Reading The Often Misunderstood GEP Instruction — LLVM 17.0.0git documentation:
Without the
inbounds
keyword, there are no restrictions on computing out-of-bounds addresses. Obviously, performing a load or a store requires an address of allocated and sufficiently aligned memory. But the GEP itself is only concerned with computing addresses.
seems to imply that non-inbounds gep could be used to produce out-of-bounds address and it’s perfectly legal to use that address to load/store as long as it points to sufficiently aligned “allocated” memory.

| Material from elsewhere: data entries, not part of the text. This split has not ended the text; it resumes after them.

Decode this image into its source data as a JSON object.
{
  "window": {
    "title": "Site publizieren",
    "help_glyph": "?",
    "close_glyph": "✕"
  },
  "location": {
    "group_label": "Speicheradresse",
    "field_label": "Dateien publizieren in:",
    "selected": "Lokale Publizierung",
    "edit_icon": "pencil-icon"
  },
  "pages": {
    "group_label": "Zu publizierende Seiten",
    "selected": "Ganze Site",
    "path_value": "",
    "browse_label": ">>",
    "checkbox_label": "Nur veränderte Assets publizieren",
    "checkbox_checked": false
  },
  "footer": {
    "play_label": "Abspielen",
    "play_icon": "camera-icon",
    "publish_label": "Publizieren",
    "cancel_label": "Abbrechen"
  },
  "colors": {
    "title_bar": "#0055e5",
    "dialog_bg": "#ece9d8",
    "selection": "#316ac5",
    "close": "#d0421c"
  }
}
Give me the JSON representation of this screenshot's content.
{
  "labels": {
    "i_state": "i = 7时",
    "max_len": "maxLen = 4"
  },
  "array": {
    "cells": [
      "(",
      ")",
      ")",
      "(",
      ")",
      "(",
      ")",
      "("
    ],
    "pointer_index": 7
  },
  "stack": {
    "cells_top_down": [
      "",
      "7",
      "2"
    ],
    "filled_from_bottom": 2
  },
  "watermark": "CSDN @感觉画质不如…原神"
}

However, reading different section on the same page The Often Misunderstood GEP Instruction — LLVM 17.0.0git documentation:
It’s invalid to take a GEP from one object, address into a different separately allocated object, and dereference it.
which seemingly contradicts the statement above (unless there is an implicit “inbounds” everywhere).
Also:
Can I compute the distance between two objects, and add that value to one address to compute the other address?
As with arithmetic on null, you can use GEP to compute an address that way, but you can’t use that pointer to actually access the object if you do, unless the object is managed outside of LLVM.
What is meant by “object is managed outside of LLVM”? Does it mean that if some “managed outside” condition is meant, then it’s legal to load/store from this pointer inside llvm? Or was the intent here to only allow producing such address in the IR visible to llvm (so managed in this case should be read as “accessed”)?
Taking into the account all this, is the following transformation currently considered legal?
inttoptr ((ptrtoint %p) + 42)
->
gep %p, 42 ; no inbounds
what if this address is immediately used by load
or store
?